If this is your first time trying out ValidMind, you can make use of the following resources alongside this notebook:

- [Get started](https://docs.validmind.ai/guide/get-started.html) — The basics, including key concepts, and how our products work
- [Get started with the ValidMind Developer Framework](https://docs.validmind.ai/guide/get-started-developer-framework.html) —  The path for developers, more code samples, and our developer reference

## Before you begin

::: {.callout-tip}
### New to ValidMind? 
For access to all features available in this notebook, create a free ValidMind account. 

Signing up is FREE — [**Sign up now**](https://app.prod.validmind.ai)
:::

If you encounter errors due to missing modules in your Python environment, install the modules with `pip install`, and then re-run the notebook. For more help, refer to [Installing Python Modules](https://docs.python.org/3/installing/index.html).

## Install the client library

The client library provides Python support for the ValidMind Developer Framework. To install it:

In [None]:
%pip install -q validmind

## Initialize the client library

ValidMind generates a unique _code snippet_ for each registered model to connect with your developer environment. You initialize the client library with this code snippet, which ensures that your documentation and tests are uploaded to the correct model when you run the notebook.

Get your code snippet:

1. In a browser, log into the [Platform UI](https://app.prod.validmind.ai).

2. In the left sidebar, navigate to **Model Inventory** and click **+ Register new model**.

3. Enter the model details and click **Continue**. ([Need more help?](https://docs.validmind.ai/guide/register-models-in-model-inventory.html))

4. Go to **Getting Started** and click **Copy snippet to clipboard**.

Next, replace this placeholder with your own code snippet:

In [None]:
# Replace with your code snippet

import validmind as vm

vm.init(
    api_host="...",
    api_key="...",
    api_secret="...",
    project="..."
)

## Initialize the Python environment

Next, let's import the necessary libraries and set up your Python environment for data analysis:

In [None]:
import pandas as pd
from transformers import pipeline

### Preview the documentation template

A template predefines sections for your model documentation and provides a general outline to follow, making the documentation process much easier.

You will upload documentation and test results into this template later on.

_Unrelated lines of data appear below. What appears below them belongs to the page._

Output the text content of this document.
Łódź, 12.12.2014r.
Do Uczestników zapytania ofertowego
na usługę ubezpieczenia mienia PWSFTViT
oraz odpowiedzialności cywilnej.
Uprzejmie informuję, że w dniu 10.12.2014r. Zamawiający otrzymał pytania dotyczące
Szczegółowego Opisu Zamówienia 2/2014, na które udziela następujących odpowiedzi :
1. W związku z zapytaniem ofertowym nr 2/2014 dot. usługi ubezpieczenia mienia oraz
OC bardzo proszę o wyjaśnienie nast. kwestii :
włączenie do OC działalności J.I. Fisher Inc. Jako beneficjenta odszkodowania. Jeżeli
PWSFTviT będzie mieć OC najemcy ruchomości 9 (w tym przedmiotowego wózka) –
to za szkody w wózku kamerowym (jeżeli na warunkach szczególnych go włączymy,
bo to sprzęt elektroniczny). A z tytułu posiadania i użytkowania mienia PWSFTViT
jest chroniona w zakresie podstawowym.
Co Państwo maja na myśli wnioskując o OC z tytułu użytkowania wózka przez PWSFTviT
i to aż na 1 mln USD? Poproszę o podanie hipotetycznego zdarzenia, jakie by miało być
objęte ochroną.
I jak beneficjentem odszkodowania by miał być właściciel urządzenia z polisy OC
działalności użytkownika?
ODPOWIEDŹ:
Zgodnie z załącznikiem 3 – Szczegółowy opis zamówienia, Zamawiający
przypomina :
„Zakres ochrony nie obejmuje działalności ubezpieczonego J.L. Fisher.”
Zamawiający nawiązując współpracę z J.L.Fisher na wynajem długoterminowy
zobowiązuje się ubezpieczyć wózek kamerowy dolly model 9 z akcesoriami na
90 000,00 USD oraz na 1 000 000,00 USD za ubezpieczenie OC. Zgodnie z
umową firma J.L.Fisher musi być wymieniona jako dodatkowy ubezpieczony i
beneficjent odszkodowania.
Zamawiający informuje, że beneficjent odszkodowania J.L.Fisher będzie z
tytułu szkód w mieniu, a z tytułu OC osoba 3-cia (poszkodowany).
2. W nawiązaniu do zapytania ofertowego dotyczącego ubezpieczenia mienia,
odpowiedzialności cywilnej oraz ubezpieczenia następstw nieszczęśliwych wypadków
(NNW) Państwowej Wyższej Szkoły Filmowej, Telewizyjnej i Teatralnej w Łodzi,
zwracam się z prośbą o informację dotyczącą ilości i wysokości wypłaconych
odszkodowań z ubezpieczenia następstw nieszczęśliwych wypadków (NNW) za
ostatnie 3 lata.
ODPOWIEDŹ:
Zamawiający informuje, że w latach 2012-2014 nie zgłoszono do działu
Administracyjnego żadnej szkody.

For now, take a look at the structure that the template provides with the `vm.preview_template()` function from the ValidMind library and note the empty sections:

In [None]:
vm.preview_template()

## Load the sample dataset

The sample dataset used here is provided by the ValidMind library, along with a second, different dataset you can try as well. 

To be able to use either sample dataset, you need to import the dataset and load it into a pandas [DataFrame](https://pandas.pydata.org/docs/reference/api/pandas.DataFrame.html), a two-dimensional tabular data structure that makes use of rows and columns:

In [None]:

# This dataset should be located at the `notebooks/` directory root.
df = pd.read_feather('../20231026 SampleData_filtered.f')

news_articles_df = pd.DataFrame(df, columns=['title_snippet_processed'])
news_articles_df.head()

### Initialize a ValidMind dataset object

Before you can run a test suite, which are just a collection of tests, you must first initialize a ValidMind dataset object using the [`init_dataset`](https://docs.validmind.ai/validmind/validmind.html#init_dataset) function from the ValidMind (`vm`) module. 

This function takes a number of arguments: 

- `dataset` — the raw dataset that you want to analyze
- `text_column` — the name of the text column in the dataset 


In [None]:
vm_dataset = vm.init_dataset(
    dataset=news_articles_df,
    text_column="title_snippet_processed",
)

## Document the model

As part of documenting the model with the ValidMind Developer Framework, you need to preprocess the raw dataset, initialize some training and test datasets, initialize a model object you can use for testing, and then run the full suite of tests. 

In [None]:

embedding_model = pipeline(
    'feature-extraction', model='bert-base-uncased', tokenizer='bert-base-uncased')

In [None]:
vm_test_ds = vm.init_dataset(
    dataset=news_articles_df,
    text_column="title_snippet_processed",
)

vm_model = vm.init_model(
    embedding_model,
    test_ds=vm_test_ds,
)

In [None]:
config = {
    "validmind.model_validation.embeddings.StabilityAnalysisKeyword": {
        "keyword_dict": {
            'investors': 'shareholders',
            'tech': 'technology',
            'are': 'exist',
            'this': 'that',
            'after': 'post',
            'by': 'via',
            'announced': 'declared',
            'have': 'possess',
            'global': 'worldwide',
            'industry': 'sector',
            'major': 'primary',
        }
    }
}
document_tests = vm.run_documentation_tests(
    model=vm_model, dataset=vm_dataset, section="data_preparation", config=config)